Non, lui devait rester là. Le père irait chercher ce qui lui était nécessaire.
Aussitôt son parti pris, avec une décision et un sang-froid qui ne devaient plus se démentir durant cette lourde nuit, Philippe prit ses dispositions.
Un instant après, la légère bourse de l’étudiant aux doigts, l’homme filait sous la neige.
Les voitures, rares et très pressées, fuyaient dans la bourrasque blanche, comme si elles espéraient arriver dans un endroit qui fût meilleur, et sa voix les hélait vainement.
Dix fois il tenta, sans succès, d’arrêter au moins l’une d’elles pour expliquer à ces cochers, dont on ne voyait que le dos ployé, ce qu’il voulait; pensant qu’il l’attendrirait. Pas un ne le regardait même. Alors, ne se fiant qu’à ses jambes, aiguillonné par l’image qui ne quittait pas ses yeux: le petit lit où pleurait l’enfant, malgré sa lassitude horrible, il reprit sa course de pauvre bête fatiguée.

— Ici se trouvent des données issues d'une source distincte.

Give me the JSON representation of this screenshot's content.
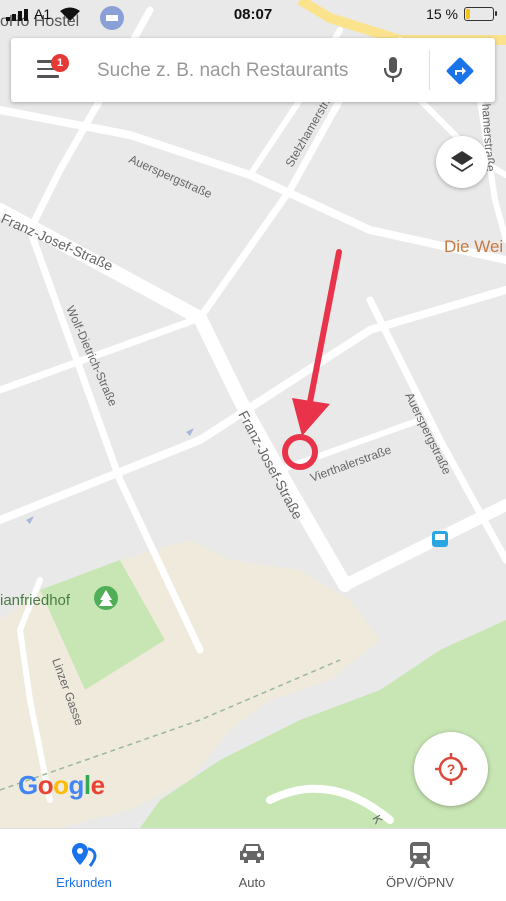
{
  "status_bar": {
    "carrier": "A1",
    "time": "08:07",
    "battery_percent": "15 %",
    "battery_level": 0.15
  },
  "search": {
    "placeholder": "Suche z. B. nach Restaurants",
    "notification_count": "1"
  },
  "map": {
    "streets": {
      "franz_josef_1": "Franz-Josef-Straße",
      "franz_josef_2": "Franz-Josef-Straße",
      "auerspergstrasse_top": "Auerspergstraße",
      "auerspergstrasse_right": "Auerspergstraße",
      "stelzhamerstrasse": "Stelzhamerstr.",
      "hamerstrasse": "hamerstraße",
      "wolf_dietrich": "Wolf-Dietrich-Straße",
      "vierthalerstrasse": "Vierthalerstraße",
      "linzer_gasse": "Linzer Gasse",
      "k_label": "K"
    },
    "places": {
      "hostel": "oHo Hostel",
      "friedhof": "ianfriedhof",
      "die_wei": "Die Wei"
    },
    "colors": {
      "annotation": "#e8334a",
      "park": "#c8e6b4",
      "building": "#efeadc",
      "road": "#ffffff",
      "background": "#e9e9e9"
    }
  },
  "logo": {
    "letters": [
      "G",
      "o",
      "o",
      "g",
      "l",
      "e"
    ]
  },
  "bottom_nav": {
    "items": [
      {
        "label": "Erkunden",
        "icon": "explore-pin-icon",
        "active": true
      },
      {
        "label": "Auto",
        "icon": "car-icon",
        "active": false
      },
      {
        "label": "ÖPV/ÖPNV",
        "icon": "train-icon",
        "active": false
      }
    ]
  }
}
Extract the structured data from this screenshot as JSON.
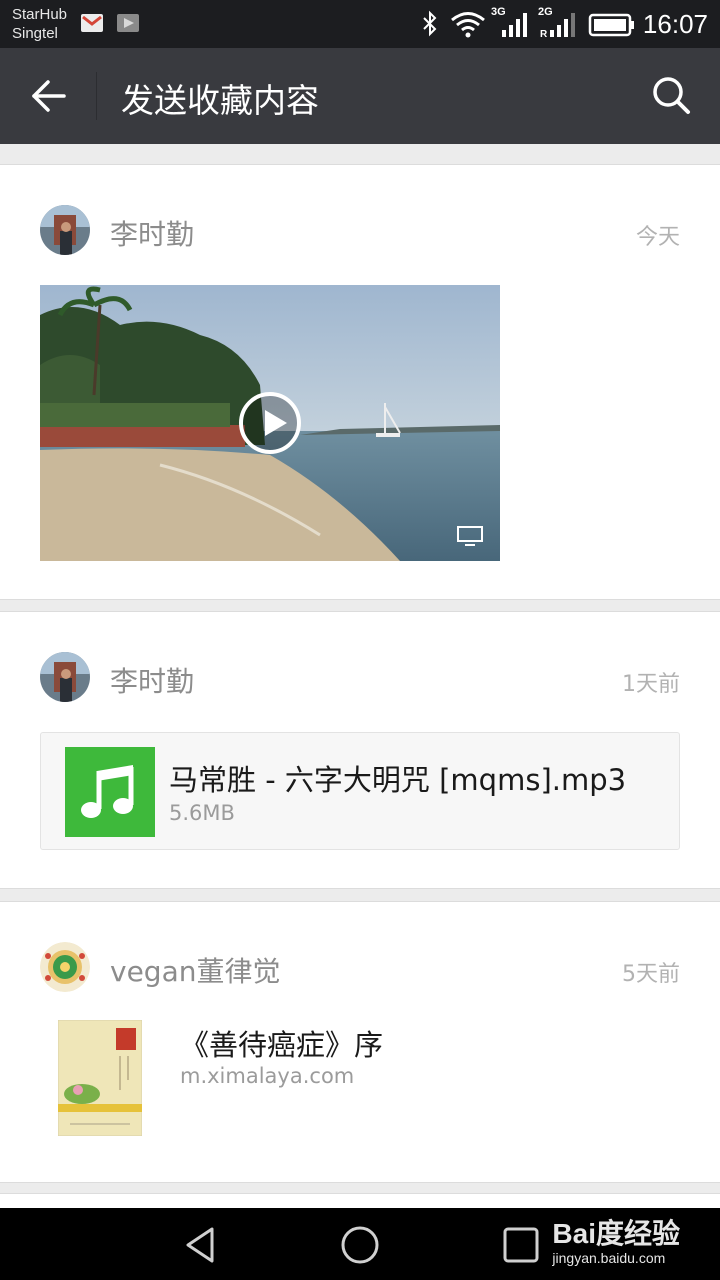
{
  "status_bar": {
    "carrier_1": "StarHub",
    "carrier_2": "Singtel",
    "net_3g": "3G",
    "net_2g": "2G",
    "time": "16:07"
  },
  "header": {
    "title": "发送收藏内容",
    "back_icon": "back-arrow-icon",
    "search_icon": "search-icon"
  },
  "items": [
    {
      "sender": "李时勤",
      "time": "今天",
      "type": "video"
    },
    {
      "sender": "李时勤",
      "time": "1天前",
      "type": "file",
      "file": {
        "name": "马常胜 - 六字大明咒 [mqms].mp3",
        "size": "5.6MB"
      }
    },
    {
      "sender": "vegan董律觉",
      "time": "5天前",
      "type": "link",
      "link": {
        "title": "《善待癌症》序",
        "url": "m.ximalaya.com"
      }
    }
  ],
  "watermark": {
    "brand": "Bai度经验",
    "url": "jingyan.baidu.com"
  },
  "colors": {
    "header": "#393a3f",
    "status_bar": "#1c1d20",
    "music_green": "#3eb93b"
  }
}
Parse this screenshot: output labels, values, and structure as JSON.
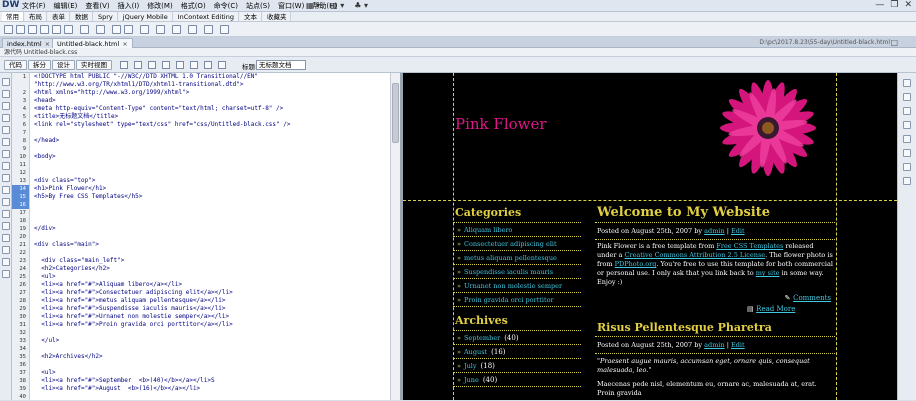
{
  "app": {
    "logo": "DW",
    "menu": [
      "文件(F)",
      "编辑(E)",
      "查看(V)",
      "插入(I)",
      "修改(M)",
      "格式(O)",
      "命令(C)",
      "站点(S)",
      "窗口(W)",
      "帮助(H)"
    ],
    "toolbar_icons": [
      "▦ ▾",
      "▥ ▾",
      "♣ ▾"
    ],
    "window_controls": [
      "—",
      "❐",
      "✕"
    ]
  },
  "insert_tabs": [
    "常用",
    "布局",
    "表单",
    "数据",
    "Spry",
    "jQuery Mobile",
    "InContext Editing",
    "文本",
    "收藏夹"
  ],
  "insert_tab_active": 0,
  "documents": {
    "tabs": [
      {
        "label": "index.html",
        "close": "×"
      },
      {
        "label": "Untitled-black.html",
        "close": "×"
      }
    ],
    "active": 1,
    "path": "D:\\pc\\2017.8.23\\55-day\\Untitled-black.html",
    "close_all": "□"
  },
  "source_bar": "源代码  Untitled-black.css",
  "view": {
    "buttons": [
      "代码",
      "拆分",
      "设计",
      "实时视图"
    ],
    "title_label": "标题:",
    "title_value": "无标题文档"
  },
  "code": {
    "line_numbers": [
      "1",
      "",
      "2",
      "3",
      "4",
      "5",
      "6",
      "7",
      "8",
      "9",
      "10",
      "11",
      "12",
      "13",
      "14",
      "15",
      "16",
      "17",
      "18",
      "19",
      "20",
      "21",
      "22",
      "23",
      "24",
      "25",
      "26",
      "27",
      "28",
      "29",
      "30",
      "31",
      "32",
      "33",
      "34",
      "35",
      "36",
      "37",
      "38",
      "39",
      "40"
    ],
    "lines": [
      "<!DOCTYPE html PUBLIC \"-//W3C//DTD XHTML 1.0 Transitional//EN\"",
      "\"http://www.w3.org/TR/xhtml1/DTD/xhtml1-transitional.dtd\">",
      "<html xmlns=\"http://www.w3.org/1999/xhtml\">",
      "<head>",
      "<meta http-equiv=\"Content-Type\" content=\"text/html; charset=utf-8\" />",
      "<title>无标题文档</title>",
      "<link rel=\"stylesheet\" type=\"text/css\" href=\"css/Untitled-black.css\" />",
      "",
      "</head>",
      "",
      "<body>",
      "",
      "",
      "<div class=\"top\">",
      "<h1>Pink Flower</h1>",
      "<h5>By Free CSS Templates</h5>",
      "",
      "",
      "",
      "</div>",
      "",
      "<div class=\"main\">",
      "",
      "  <div class=\"main_left\">",
      "  <h2>Categories</h2>",
      "  <ul>",
      "  <li><a href=\"#\">Aliquam libero</a></li>",
      "  <li><a href=\"#\">Consectetuer adipiscing elit</a></li>",
      "  <li><a href=\"#\">metus aliquam pellentesque</a></li>",
      "  <li><a href=\"#\">Suspendisse iaculis mauris</a></li>",
      "  <li><a href=\"#\">Urnanet non molestie semper</a></li>",
      "  <li><a href=\"#\">Proin gravida orci porttitor</a></li>",
      "",
      "  </ul>",
      "",
      "  <h2>Archives</h2>",
      "",
      "  <ul>",
      "  <li><a href=\"#\">September  <b>(40)</b></a></li>S",
      "  <li><a href=\"#\">August  <b>(16)</b></a></li>",
      ""
    ]
  },
  "site": {
    "title": "Pink Flower",
    "categories_heading": "Categories",
    "categories": [
      "Aliquam libero",
      "Consectetuer adipiscing elit",
      "metus aliquam pellentesque",
      "Suspendisse iaculis mauris",
      "Urnanet non molestie semper",
      "Proin gravida orci porttitor"
    ],
    "archives_heading": "Archives",
    "archives": [
      {
        "month": "September",
        "count": "(40)"
      },
      {
        "month": "August",
        "count": "(16)"
      },
      {
        "month": "July",
        "count": "(18)"
      },
      {
        "month": "June",
        "count": "(40)"
      }
    ],
    "post1": {
      "heading": "Welcome to My Website",
      "meta_prefix": "Posted on August 25th, 2007 by ",
      "meta_author": "admin",
      "meta_sep": " | ",
      "meta_edit": "Edit",
      "p1_a": "Pink Flower is a free template from ",
      "p1_link1": "Free CSS Templates",
      "p1_b": " released under a ",
      "p1_link2": "Creative Commons Attribution 2.5 License",
      "p1_c": ". The flower photo is from ",
      "p1_link3": "PDPhoto.org",
      "p1_d": ". You're free to use this template for both commercial or personal use. I only ask that you link back to ",
      "p1_link4": "my site",
      "p1_e": " in some way. Enjoy :)",
      "comments": "Comments",
      "read_more": "Read More"
    },
    "post2": {
      "heading": "Risus Pellentesque Pharetra",
      "meta_prefix": "Posted on August 25th, 2007 by ",
      "meta_author": "admin",
      "meta_sep": " | ",
      "meta_edit": "Edit",
      "quote": "\"Praesent augue mauris, accumsan eget, ornare quis, consequat malesuada, leo.\"",
      "text": "Maecenas pede nisl, elementum eu, ornare ac, malesuada at, erat. Proin gravida"
    }
  }
}
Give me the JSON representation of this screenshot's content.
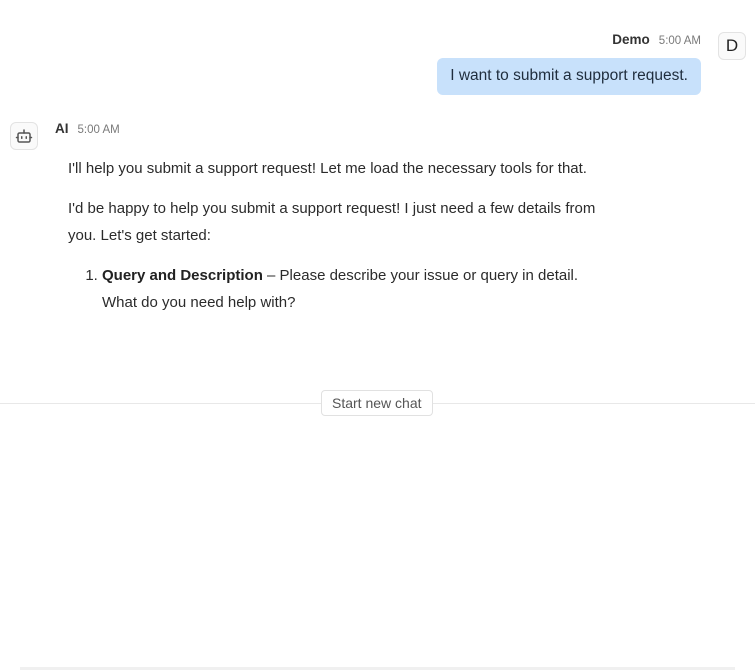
{
  "user_message": {
    "author": "Demo",
    "time": "5:00 AM",
    "avatar_letter": "D",
    "text": "I want to submit a support request."
  },
  "ai_message": {
    "author": "AI",
    "time": "5:00 AM",
    "avatar_icon": "robot-icon",
    "paragraphs": [
      "I'll help you submit a support request! Let me load the necessary tools for that.",
      "I'd be happy to help you submit a support request! I just need a few details from you. Let's get started:"
    ],
    "list": [
      {
        "title": "Query and Description",
        "text": " – Please describe your issue or query in detail. What do you need help with?"
      }
    ]
  },
  "new_chat": {
    "label": "Start new chat"
  }
}
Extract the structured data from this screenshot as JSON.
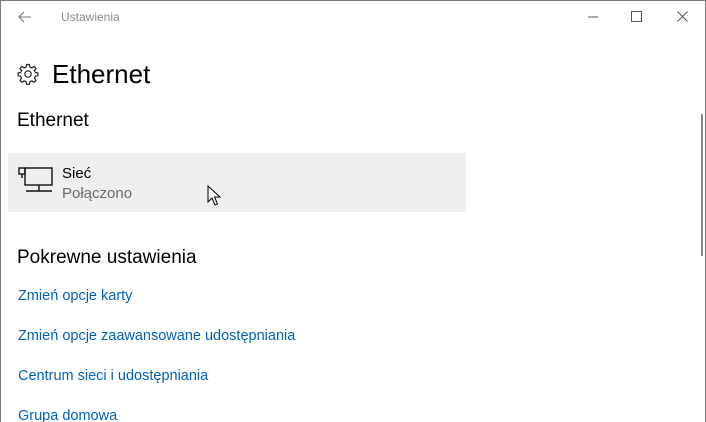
{
  "window": {
    "title": "Ustawienia"
  },
  "icons": {
    "back": "back-arrow-icon",
    "minimize": "minimize-icon",
    "maximize": "maximize-icon",
    "close": "close-icon",
    "settings": "gear-icon",
    "network": "ethernet-network-icon",
    "cursor": "mouse-pointer-icon"
  },
  "page": {
    "title": "Ethernet"
  },
  "ethernet_section": {
    "title": "Ethernet",
    "network": {
      "name": "Sieć",
      "status": "Połączono"
    }
  },
  "related_section": {
    "title": "Pokrewne ustawienia",
    "links": [
      {
        "label": "Zmień opcje karty"
      },
      {
        "label": "Zmień opcje zaawansowane udostępniania"
      },
      {
        "label": "Centrum sieci i udostępniania"
      },
      {
        "label": "Grupa domowa"
      }
    ]
  },
  "colors": {
    "link": "#0063b1",
    "tile_background": "#efefef",
    "secondary_text": "#6b6b6b",
    "title_text": "#8a8a8a"
  }
}
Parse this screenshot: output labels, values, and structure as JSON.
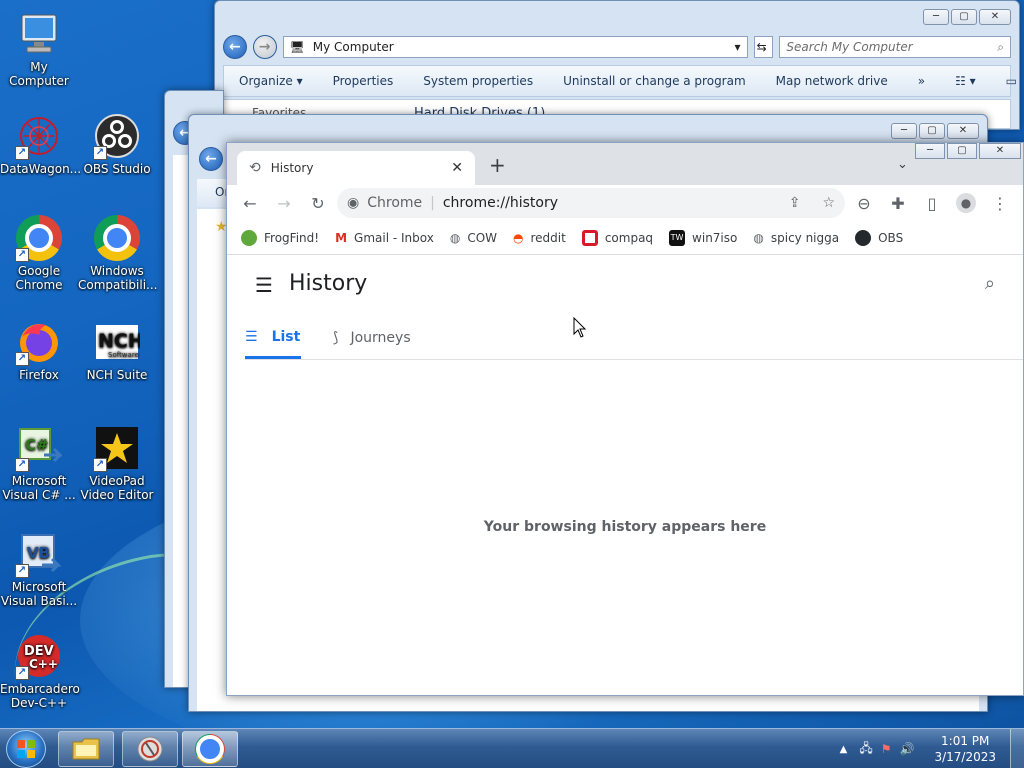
{
  "desktop": {
    "icons": [
      {
        "label": "My Computer"
      },
      {
        "label": "DataWagon..."
      },
      {
        "label": "OBS Studio"
      },
      {
        "label": "Google Chrome"
      },
      {
        "label": "Windows Compatibili..."
      },
      {
        "label": "Firefox"
      },
      {
        "label": "NCH Suite"
      },
      {
        "label": "Microsoft Visual C# ..."
      },
      {
        "label": "VideoPad Video Editor"
      },
      {
        "label": "Microsoft Visual Basi..."
      },
      {
        "label": "Embarcadero Dev-C++"
      }
    ]
  },
  "explorer": {
    "address": "My Computer",
    "search_placeholder": "Search My Computer",
    "commands": [
      "Organize ▾",
      "Properties",
      "System properties",
      "Uninstall or change a program",
      "Map network drive",
      "»"
    ],
    "section": "Hard Disk Drives (1)",
    "sidebar_top": "Favorites"
  },
  "explorer2": {
    "cmd_fragment": "Or"
  },
  "chrome": {
    "tab_title": "History",
    "omnibox_site": "Chrome",
    "omnibox_url": "chrome://history",
    "bookmarks": [
      {
        "label": "FrogFind!",
        "color": "#5fa83b"
      },
      {
        "label": "Gmail - Inbox",
        "color": "#d93025"
      },
      {
        "label": "COW",
        "color": "#5f6368"
      },
      {
        "label": "reddit",
        "color": "#ff4500"
      },
      {
        "label": "compaq",
        "color": "#d7192a"
      },
      {
        "label": "win7iso",
        "color": "#111111"
      },
      {
        "label": "spicy nigga",
        "color": "#5f6368"
      },
      {
        "label": "OBS",
        "color": "#24292e"
      }
    ],
    "page": {
      "title": "History",
      "tabs": [
        {
          "label": "List",
          "active": true
        },
        {
          "label": "Journeys",
          "active": false
        }
      ],
      "empty_message": "Your browsing history appears here"
    },
    "accent": "#1a73e8"
  },
  "taskbar": {
    "time": "1:01 PM",
    "date": "3/17/2023"
  }
}
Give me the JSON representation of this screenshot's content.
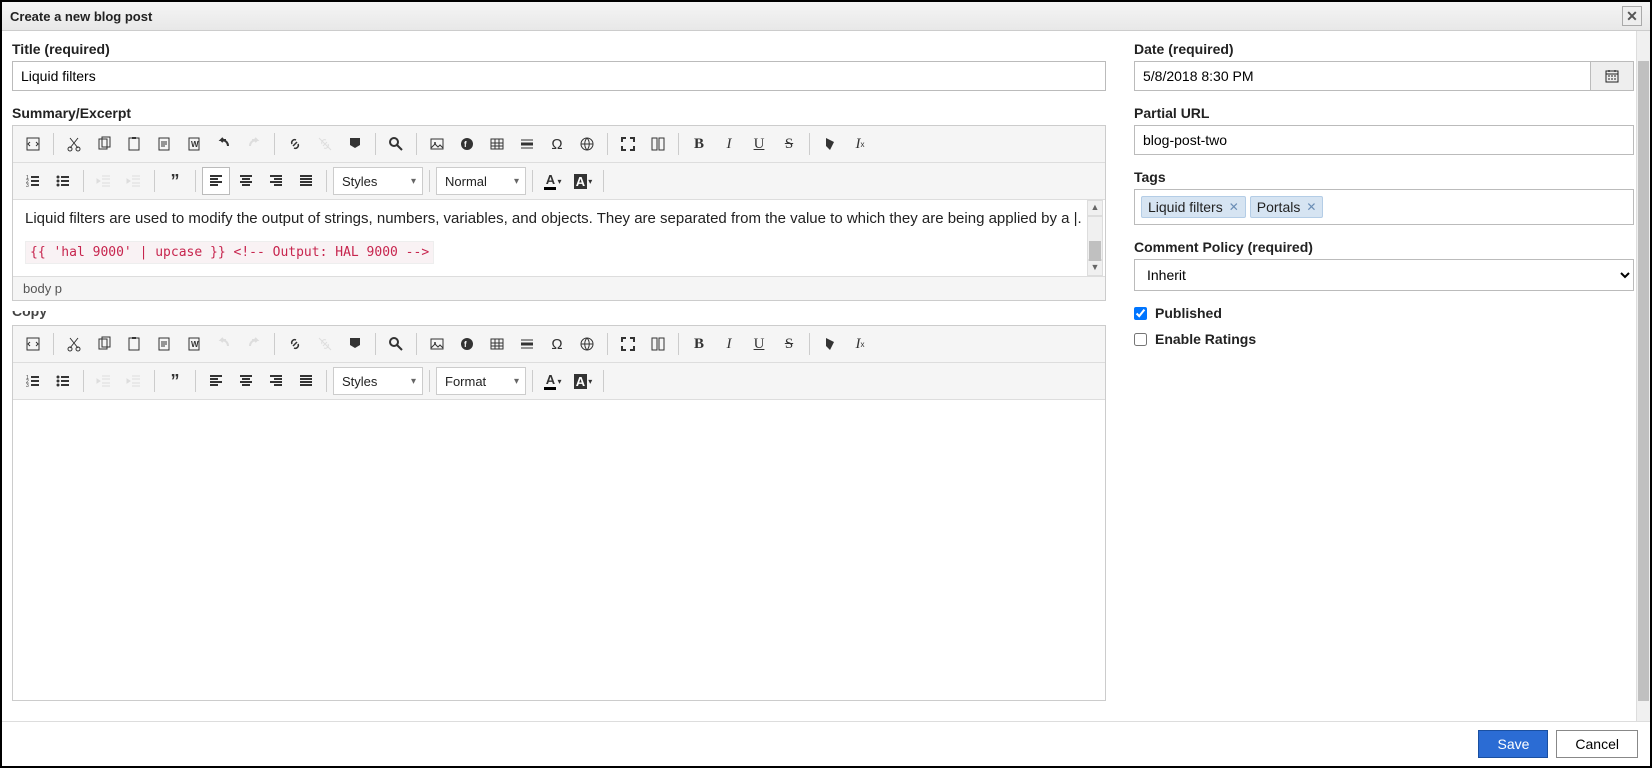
{
  "window_title": "Create a new blog post",
  "left": {
    "title_label": "Title (required)",
    "title_value": "Liquid filters",
    "summary_label": "Summary/Excerpt",
    "summary_text": "Liquid filters are used to modify the output of strings, numbers, variables, and objects. They are separated from the value to which they are being applied by a |.",
    "summary_code": "{{ 'hal 9000' | upcase }} <!-- Output: HAL 9000 -->",
    "summary_status": "body p",
    "copy_label_cut": "Copy",
    "styles_label": "Styles",
    "normal_label": "Normal",
    "format_label": "Format"
  },
  "right": {
    "date_label": "Date (required)",
    "date_value": "5/8/2018 8:30 PM",
    "url_label": "Partial URL",
    "url_value": "blog-post-two",
    "tags_label": "Tags",
    "tags": [
      "Liquid filters",
      "Portals"
    ],
    "comment_label": "Comment Policy (required)",
    "comment_value": "Inherit",
    "published_label": "Published",
    "published_checked": true,
    "ratings_label": "Enable Ratings",
    "ratings_checked": false
  },
  "footer": {
    "save": "Save",
    "cancel": "Cancel"
  }
}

Quelques mots écrits par Philippe devaient lui faire remettre, lui avait dit le jeune homme, un instrument dans un étui, et une fiole, haute comme la main, où tenait tout ce qui restait d’espoir, pour le petit. Et il allait.
Pendant ce temps, un bras passé fermement autour des épaules de l’enfant, l’autre main armée d’un crayon noué au bout d’un tampon d’ouate, Philippe nettoyait la gorge encombrée.